Продолжая свои размышления, я задался вопросом: таким ли уж безусловно единственным выходом является этот стокгольмский эксперимент? Повторяю, у меня не возникло ни малейшего предубеждения после личного знакомства с профессором, он производит впечатление замечательного человека, пусть даже лишенного особой эмоциональной культуры, замашек этакого гения-спасителя, изнемогающего от любви к ближнему. Хотя я и не сумел разглядеть его лицо, наверняка оно очень привлекательно, а нос, вроде бы чуть приплюснутый, свидетельствует о доброте. Но как бы то ни было, у меня нет, да и не может быть споров с самим собой. Не случайно, говоря о нем выше, я не стал прибегать к более эффектному выражению – «человек, которому я вручил свою судьбу». Не я выбрал Оливекрону, не я присмотрел его для того, чтобы именно он вырезал у меня опухоль, которую обнаружил я сам во время посещения венской клиники. Даже имя его я услыхал впервые, когда «совет старейшин», взвесив дурные предзнаменования и колдовские пророчества, решил, что мне следует обратиться к нему и ни к кому другому. И решение это, судя по всему, было правильным, врачам надлежит разбираться в этих вопросах, а не мне.
И все же…
И все же чем объяснить то смутное ощущение незавершенности, владевшее мною, когда я, лежа на боку, плотно укрывшись желтым одеялом, пытался воспроизвести в памяти его облик?
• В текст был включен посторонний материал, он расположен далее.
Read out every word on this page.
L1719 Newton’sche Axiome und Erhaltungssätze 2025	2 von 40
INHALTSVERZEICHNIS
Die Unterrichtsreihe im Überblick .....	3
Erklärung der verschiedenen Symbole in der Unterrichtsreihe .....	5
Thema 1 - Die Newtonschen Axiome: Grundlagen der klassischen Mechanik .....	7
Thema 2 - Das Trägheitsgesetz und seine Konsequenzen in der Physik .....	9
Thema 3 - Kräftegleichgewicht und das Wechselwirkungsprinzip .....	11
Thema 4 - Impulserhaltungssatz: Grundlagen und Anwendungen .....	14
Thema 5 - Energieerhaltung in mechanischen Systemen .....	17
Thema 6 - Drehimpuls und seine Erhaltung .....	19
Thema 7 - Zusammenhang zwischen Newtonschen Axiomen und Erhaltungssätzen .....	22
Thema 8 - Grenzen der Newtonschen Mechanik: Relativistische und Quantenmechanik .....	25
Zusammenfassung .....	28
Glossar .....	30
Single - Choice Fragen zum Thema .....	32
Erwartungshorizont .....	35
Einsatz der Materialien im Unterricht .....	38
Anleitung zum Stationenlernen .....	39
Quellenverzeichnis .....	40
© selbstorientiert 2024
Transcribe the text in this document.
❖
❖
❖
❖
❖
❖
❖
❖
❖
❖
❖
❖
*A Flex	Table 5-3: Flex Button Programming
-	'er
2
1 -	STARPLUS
Словно каких-то черт не хватало для полноты картины, словно я позабыл что-то… позабыл детали, которые подметил вовсе не сейчас, когда мы встретились с ним впервые…
Что бы это могло быть?… Где я его видел?… Вот именно: откуда я знаю этого человека?
Но тут я вынужден остановиться: мое меньшое «я» беззастенчиво вмешивается, удерживая мое перо и нарушая намеченную последовательность отчета, вмешивается поспешно, прежде чем привыкший к компоновке домыслов «писатель», исходя из тактических композиционных, «художнических» интересов, сотворит над подлинной реальностью насилие и поступит так в заносчивой уверенности, будто бы существуют ситуации, когда интересы искусства становятся выше честного признания истины. У меня и в мыслях нет тем самым сопоставлять значимость искусства и действительности. Я попросту констатирую тот факт (осознанный мною во время работы над этой частью повествования), что реальная действительность как жанр с точки зрения монтировки или композиции ничуть не нуждается в помощи или поправке «художника» по той простой причине, что – не знаю, как ей удается, но против факта не попрешь – она сама компонует. Да-да, компонует, словно преследуя определенную цель, тасует и группирует материал точь-в-точь так, как это делают сочинители. Я уже упоминал где-то (и модные нынче жизнеописания также подтверждают мою мысль), что история той или иной жизни вместе с тем является и романом этой жизни, но лишь сейчас вынужден был убедиться, что это правило распространяется даже на мелкие детали или аллюзии. Далась мне эта истина нелегко и даже не без некоторого самопожертвования. Ведь до сих пор не раз бывало, что мне хотелось вытащить то или иное событие, эпизод или рефлексию из последовательного ряда воспоминаний и переместить днем раньше или позже, поставить среди других картин памяти, по соседству с которыми они «заиграли бы», доходчивее, а то и символичнее истолковав происшедшие события. Оказалось, что это не метод. Занимаясь мозаичной перестановкой, Я вынужден был понять, что в последовательном порядке нельзя стронуть с места ни малейшего звена, ибо всегда понятнее, а стало быть, и эффектнее так, как случилось в действительности, но не так, как могло бы произойти. Да и по части символики действительность разбирается лучше, в точности зная, что, зачем и куда ей поместить.